Note! Don’t forget the tasks recurring annually, such as the leave calculation in January and the tax sheets in February.
2. Automate and optimise
Your monthly and annual checklist allows you to see which tasks require a lot of time. Try to automate those tasks where possible. Some examples:
- manual payroll calculations can be done easily using Excel sheets
- there are handy tools to process leave requests and time registration.
Tip: If you are still short of hands, consider the assistance of a payroll services provider.[MF3]

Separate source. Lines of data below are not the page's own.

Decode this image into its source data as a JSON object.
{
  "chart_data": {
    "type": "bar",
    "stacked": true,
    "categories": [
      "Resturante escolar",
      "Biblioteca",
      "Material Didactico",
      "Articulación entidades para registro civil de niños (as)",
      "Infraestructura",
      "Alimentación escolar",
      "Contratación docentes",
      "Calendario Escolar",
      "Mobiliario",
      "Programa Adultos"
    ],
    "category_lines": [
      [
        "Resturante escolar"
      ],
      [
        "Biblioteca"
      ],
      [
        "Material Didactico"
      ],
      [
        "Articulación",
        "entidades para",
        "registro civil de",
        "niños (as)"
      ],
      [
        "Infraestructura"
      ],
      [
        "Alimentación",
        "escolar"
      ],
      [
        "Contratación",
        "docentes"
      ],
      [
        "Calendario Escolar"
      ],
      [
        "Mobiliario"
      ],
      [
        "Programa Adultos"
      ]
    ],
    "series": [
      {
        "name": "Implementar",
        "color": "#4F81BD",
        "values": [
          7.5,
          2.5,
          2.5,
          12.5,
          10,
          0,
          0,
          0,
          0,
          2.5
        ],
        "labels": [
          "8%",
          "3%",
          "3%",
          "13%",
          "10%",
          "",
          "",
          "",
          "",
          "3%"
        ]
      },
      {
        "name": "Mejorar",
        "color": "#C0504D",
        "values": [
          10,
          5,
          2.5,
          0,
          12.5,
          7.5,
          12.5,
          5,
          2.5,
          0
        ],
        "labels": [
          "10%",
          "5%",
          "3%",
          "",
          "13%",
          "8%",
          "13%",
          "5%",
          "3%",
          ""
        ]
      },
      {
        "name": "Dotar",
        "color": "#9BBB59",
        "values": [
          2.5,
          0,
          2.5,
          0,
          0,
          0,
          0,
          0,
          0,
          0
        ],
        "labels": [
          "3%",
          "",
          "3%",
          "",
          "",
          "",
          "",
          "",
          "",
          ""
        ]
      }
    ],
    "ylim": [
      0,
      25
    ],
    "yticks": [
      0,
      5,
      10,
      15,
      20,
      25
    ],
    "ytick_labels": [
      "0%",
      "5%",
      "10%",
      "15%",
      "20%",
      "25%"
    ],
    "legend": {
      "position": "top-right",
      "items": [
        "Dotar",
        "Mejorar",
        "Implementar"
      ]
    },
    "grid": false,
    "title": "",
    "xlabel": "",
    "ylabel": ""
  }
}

Optimise your personnel policy as well. Compile an information folder for all new employees, including in it information about, among other things, leave and sickness insurance schemes, public holidays, employment conditions and training courses. Better still: provide a digital version.
3. Keep an eye on your social-legal obligations
If you are the subject of an audit by the social inspectorate, you’ll be glad your payroll and personnel administration is in order. Some tips :
Dimona declarations must be submitted on your employee’s first working day at the latest. If you are even 1 minute late, the NSSO/RSZ considers this to be too late.
Every employment contract you draw up must include the following elements: work, salary and authority. Limit the text to the strict minimum and respect the deadline for signing it. In contracts for part-time employees or students, you must state the time schedules, pro-rata calculations and other details in order to avoid social conflicts.
Make sure that you include both your obligations and those of your employees in the work regulations, and that you comply with the latest guidelines. Don’t forget the appendix about the prevention of psychosocial risks.
Health & safety rules
A medical examination is required for certain employees. If you recruit young people, interns or a pregnant woman, health surveillance is mandatory. This obligation also applies to employees who handle food products or who have high-risk jobs. For example, employees working with hoists must submit to a health check.
An inspector performing a social audit will start by checking your payroll and personnel administration. You should, therefore, take into account all the relevant obligations and corresponding deadlines. Efficient, automated processes will help you deliver flawless administration.